Do Millionaires really sit around all day eating Caviar and Pheasants, or do they secretly eat Munch Bunch and KFC?

I’ve always pondered whether the cliché of a Millionaire were true. Whether they really eat the most expensive foods in the world while wearing priceless jewellery at the same time as driving a luxury car, only they were not actually driving, their butler Geoffrey was, or whether they secretly stalked about Poundland like the money-saving, bargain hunting, greedy human beings we are stocking up on Tizer and 4-packs of Rolo’s.

I’ve always thought that if I were to win the lottery or come into the hands of a lot of money, I would buy a house and a jacuzzi and fill it with Milky-Bar yoghurt and soak in it all day long while I paid scientists to create a talking cat/dog (similar to the one from the animated series Cat-Dog except this one enjoyed croissants a lot more) cross-breed to entertain me and remind me of every joke from the TV show Friends.

However, though my dreams may seem entertaining or even mentally unstable to some, it doesn’t compare to the stupendous greed that most millionaires contain within themselves. They have all this money that they waste on pointless musings, which could be put to better use such as charity. But if we are all completely honest, we would be doing exactly the same thing.
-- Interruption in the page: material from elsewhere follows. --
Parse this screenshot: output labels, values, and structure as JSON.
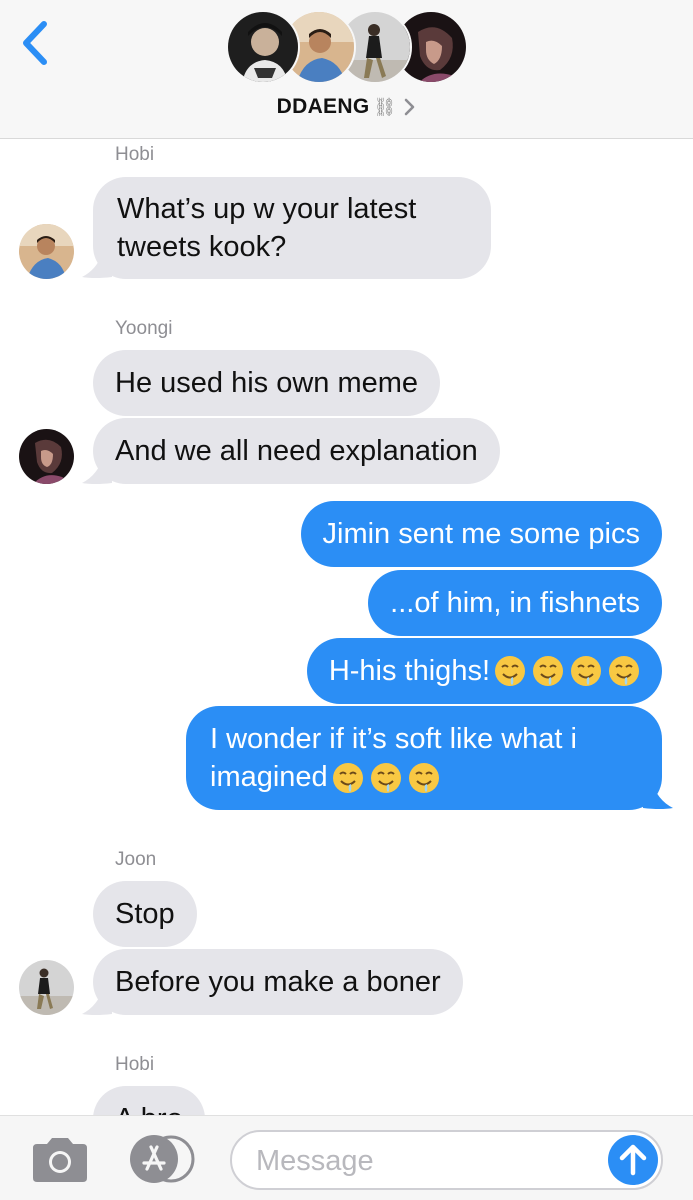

We would be buying the most expensive version of Nutella, which is actually found inside the branches of the extremely rare Nǔt Nǔt plant from Western Africa and carried over to England by Turtles. We would be trying to see how many bars of Crunchy we could eat (it’s about 7) before we projectile vomiting all that honeycomb goodness on to a Van Gogh original. And we would be trying to do all the things that we wish we could do, if we had the money.

It seems like such a different universe, being rich. They talk about different things. Make different jokes. Eat different foods. Drive different cars. Date different women. Live in different houses. They probably have a special form of medical care where you can die, but be brought back to life through the soul of a “poor person”. Yeah. The rich have probably discovered souls are real. They probably already know whether god is real or not, and how Mr. Krab manage to cook burgers inside of his restaurant under the sea.

Everyone hates the rich, until they become rich themselves.